When the Socialists took power in 2015, Costa won the parliamentary support of two far-left, Euroskeptic parties, the Left Bloc and the Communists.

But, four years on, the love affair has waned. The hard left is demanding more public spending and has accused Costa of veering to the right. Costa has already ruled out a formal coalition government but may try to renew his pact with one of the parties, or both, says a Reuters report.

The main opposition Social Democrats, polling at under 30 per cent now, are expected to lose seats.

Costa’s minority government has received praise from Brussels and at home for combining fiscal discipline with measures to promote growth after recession and the austerity of Portugal’s 2010-14 debt crisis.

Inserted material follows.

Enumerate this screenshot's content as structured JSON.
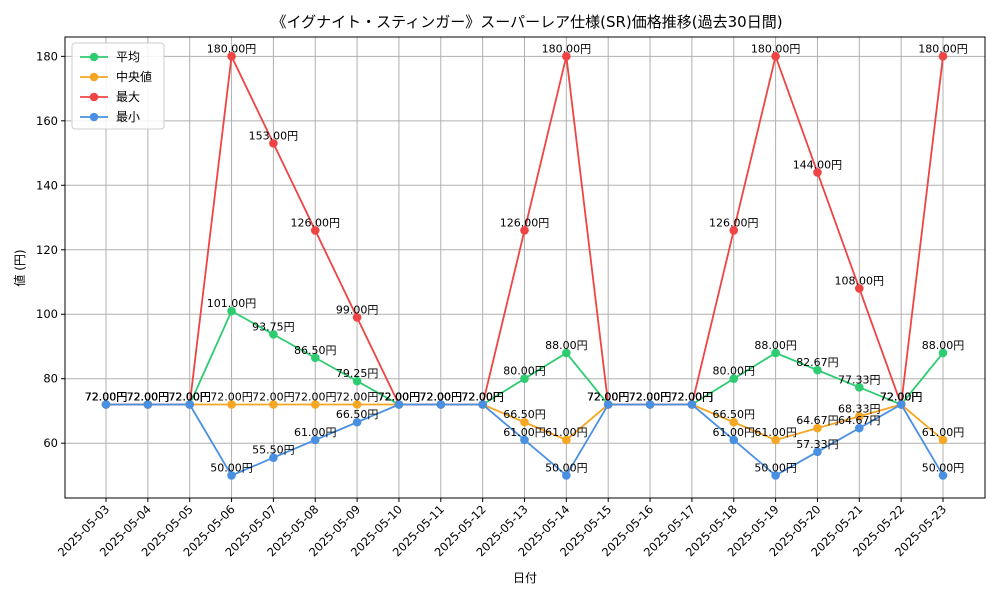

Portugal is expected to record its lowest budget deficit in 45 years of democratic history this year. The economy is on course to grow 1.9 per cent this year, above the EU average, helped by export growth and a booming tourism industry.

But a series of scandals, from a nepotism row to the alleged involvement of a former minister in an army cover-up of the theft of weapons from a military base, have hit the Socialists’ ratings.

During Costa’s last pre-election rally in Lisbon on Friday, shop owners shouted from the sidelines: “Shame on you!”

Since the last vote, the People-Animals-Nature party (PAN) has emerged as a potential new king-maker in parliament. PAN has said it is ready to support Costa if he commits to its environmentalist proposals, but it remains to be seen whether the party wins enough new seats.

“There is a risk things will get very divided ... I have some fear,” said 46-year-old Leticia Goncalves, who works in a Lisbon gallery.

Goncalves said the Socialists’ policies made her upbeat about the country’s future but she was worried that the party will not win a working majority.